Madame, épouse de Monsieur frère du roi, avait accepté de prendre soin de Marie-Anne et surtout de son petit Louis. Cela l’avait surprise car nul n’ignorait le dégoût de cette princesse allemande pour les bâtards. Pourtant, la princesse Palatine s’était rapidement prise d’affection pour le jeune comte de Vermandois et l’emmenait régulièrement visiter sa mère. Pour Louise ces visites faisaient parties de son chemin de croix car, en dépit de ses sentiments, elle refusait de le prendre dans ses bras. Cet enfant, son enfant, souffrait, mais à travers lui c’est elle-même qu’elle flagellait. Peu à peu elle se mura dans une solitude et un silence rarement troublé, en dépit des nombreux membres de la cour qui venaient visiter la nouvelle Marie-Madeleine. Louise aurait voulu être transférée dans un couvent carmélites, en province. Cela lui fut refusé car elle était une source de curiosité qu’on exhibait soit pour se moquer soit pour édifier. Cela lui pesait parfois et la dégoûtait davantage du monde. Aujourd’hui pourtant elle était contrainte de retourner dans cet autre pays. Sa fille avait besoin d’elle. Marie-Anne était mariée depuis près de trois ans avec le Prince de Conti. Louise avait même eu l’honneur de se voir demander la main de sa fille par le Grand Condé en personne. Cependant le mariage de ces deux enfants n’était guère harmonieux et le prince de Conti avait rapidement obtenu d’aller se battre en Hongrie contre les Ottomans, loin de son épouse. Quant au comte de Vermandois, il avait été disgracié par le roi pour de mauvaises fréquentation mais, grâce à la princesse Palatin, il pouvait espérer se racheter au cours de la guerre en Flandres. C’est au milieux de ces troubles que la reine de France décéda en juillet.

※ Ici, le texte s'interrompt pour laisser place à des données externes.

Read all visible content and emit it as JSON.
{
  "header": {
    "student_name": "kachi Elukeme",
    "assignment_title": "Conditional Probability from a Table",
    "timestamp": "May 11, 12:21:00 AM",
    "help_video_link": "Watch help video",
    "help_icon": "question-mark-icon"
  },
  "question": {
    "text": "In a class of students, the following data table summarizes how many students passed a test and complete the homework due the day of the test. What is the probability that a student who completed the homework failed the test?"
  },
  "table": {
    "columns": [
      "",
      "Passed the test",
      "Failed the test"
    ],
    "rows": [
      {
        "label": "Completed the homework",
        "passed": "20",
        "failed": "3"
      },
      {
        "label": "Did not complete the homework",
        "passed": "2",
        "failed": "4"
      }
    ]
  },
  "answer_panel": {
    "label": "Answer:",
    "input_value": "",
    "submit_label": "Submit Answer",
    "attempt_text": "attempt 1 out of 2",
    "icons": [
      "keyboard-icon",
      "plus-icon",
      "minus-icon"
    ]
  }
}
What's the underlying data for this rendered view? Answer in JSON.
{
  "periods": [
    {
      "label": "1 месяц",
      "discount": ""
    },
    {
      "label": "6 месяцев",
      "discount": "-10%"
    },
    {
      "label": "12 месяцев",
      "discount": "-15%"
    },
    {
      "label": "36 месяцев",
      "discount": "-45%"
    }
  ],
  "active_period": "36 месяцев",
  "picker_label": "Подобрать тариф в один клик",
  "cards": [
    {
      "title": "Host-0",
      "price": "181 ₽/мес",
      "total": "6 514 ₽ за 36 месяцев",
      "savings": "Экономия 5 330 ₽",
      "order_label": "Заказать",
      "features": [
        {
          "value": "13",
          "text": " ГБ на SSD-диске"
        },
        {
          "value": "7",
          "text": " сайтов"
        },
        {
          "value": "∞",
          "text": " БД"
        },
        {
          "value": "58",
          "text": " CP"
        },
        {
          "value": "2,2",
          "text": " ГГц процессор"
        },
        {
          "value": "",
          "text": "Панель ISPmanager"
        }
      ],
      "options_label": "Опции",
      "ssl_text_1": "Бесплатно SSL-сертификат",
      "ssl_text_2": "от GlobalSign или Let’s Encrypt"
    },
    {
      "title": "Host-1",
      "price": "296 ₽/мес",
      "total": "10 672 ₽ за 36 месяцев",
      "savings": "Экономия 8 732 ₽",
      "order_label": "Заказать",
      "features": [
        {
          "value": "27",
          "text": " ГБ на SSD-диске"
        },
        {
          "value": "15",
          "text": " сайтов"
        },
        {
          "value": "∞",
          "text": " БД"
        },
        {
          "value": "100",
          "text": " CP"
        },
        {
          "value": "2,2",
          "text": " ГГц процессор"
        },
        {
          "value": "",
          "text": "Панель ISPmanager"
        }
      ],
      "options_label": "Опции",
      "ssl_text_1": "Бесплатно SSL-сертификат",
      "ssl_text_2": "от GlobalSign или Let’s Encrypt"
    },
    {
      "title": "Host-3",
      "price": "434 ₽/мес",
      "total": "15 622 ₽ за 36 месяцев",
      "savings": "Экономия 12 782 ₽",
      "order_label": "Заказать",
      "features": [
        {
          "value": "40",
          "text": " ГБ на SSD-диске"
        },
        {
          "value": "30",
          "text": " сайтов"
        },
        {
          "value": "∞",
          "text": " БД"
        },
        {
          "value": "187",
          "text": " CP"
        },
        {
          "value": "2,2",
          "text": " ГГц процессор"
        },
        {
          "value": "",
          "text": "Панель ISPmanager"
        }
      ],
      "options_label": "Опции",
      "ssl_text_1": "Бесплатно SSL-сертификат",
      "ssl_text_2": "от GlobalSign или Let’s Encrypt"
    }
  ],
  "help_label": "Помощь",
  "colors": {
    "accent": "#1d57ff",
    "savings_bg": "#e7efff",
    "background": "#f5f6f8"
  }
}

A de nombreuses reprises, Marie-Anne avait tenté de faire venir sa mère à la cour, ne supportant plus de la voir à travers une grille au parloir et en présence d’une autre sœur. La stricte règle des carmélites s’y opposait mais la mère supérieure accepta, consciente que malgré tout sœur Louise de la Miséricorde demeurait une religieuse à part. Dans le carrosse qui la conduisait vers Versailles, Louise sentait ses mains devenir moites. Ce n’est pas temps cette cour qu’elle craignait que le fait de le revoir LUI, le roi. Dans son cœur elle avait toujours gardé le souvenir du jeune roi : un jeune homme doux, ardent et attentionné. Lors de leurs rendez-vous il n’était pas le roi, il était simplement Louis. Il avait si bon cœur. Mais peu à peu Louise avait vu se charmant damoiseau se changer en un roi froid, distant et calculateur. Il était devenu un astre bien trop haut et trop brillant pour elle, une simple mortelle. Comme Icare, elle s’était brûlée les ailes à vouloir trop approcher le soleil. Son cœur battait à tout rompre. Plus que quelques instants et elle serait à Versailles. Louise sentait qu’elle allait défaillir mais se ressaisit « Allons ! Je ne resterai que deux jours tout au plus. Versailles est si grand et le roi si occupé que je n’aurai sans doute pas l’occasion de l’approcher ». Le carrosse s’arrêta et le cocher ouvrit la porte. Elle était arrivée. Pendant un moment elle se sentit gênée par sa triste vêture, mais se gifla mentalement : elle était sœur Louise de la Miséricorde et non plus la duchesse de La Vallière. La princesse de Conti eut grande peine à ne pas se jeter dans les bras de sa mère. Il y avait si longtemps. Dès l’arrivée de Louise, sa fille ne la quitta plus. Elle l’amena dans ses appartements pour lui faire prendre une collation mais Louise refusa poliment. Après quoi elles discutèrent longuement. Cette visite, bien que banale en apparence, était source d’une grande agitation au sein de la cour : nombreux étaient ceux qui avaient parié que Louise de La Vallière reviendrait sur sa vocation, qu’elle n’était partie que pour se venger. Aucun ne voulait rater le moment où le roi arriverait ; car oui le roi viendrait passer un moment chez sa fille après son diner. Lorsque Louise l’appris la panique la saisie, comme si elle avait été piégée par sa propre fille. La jeune princesse nia toute préméditation. De toute façon Louise ne pouvait plus se défiler.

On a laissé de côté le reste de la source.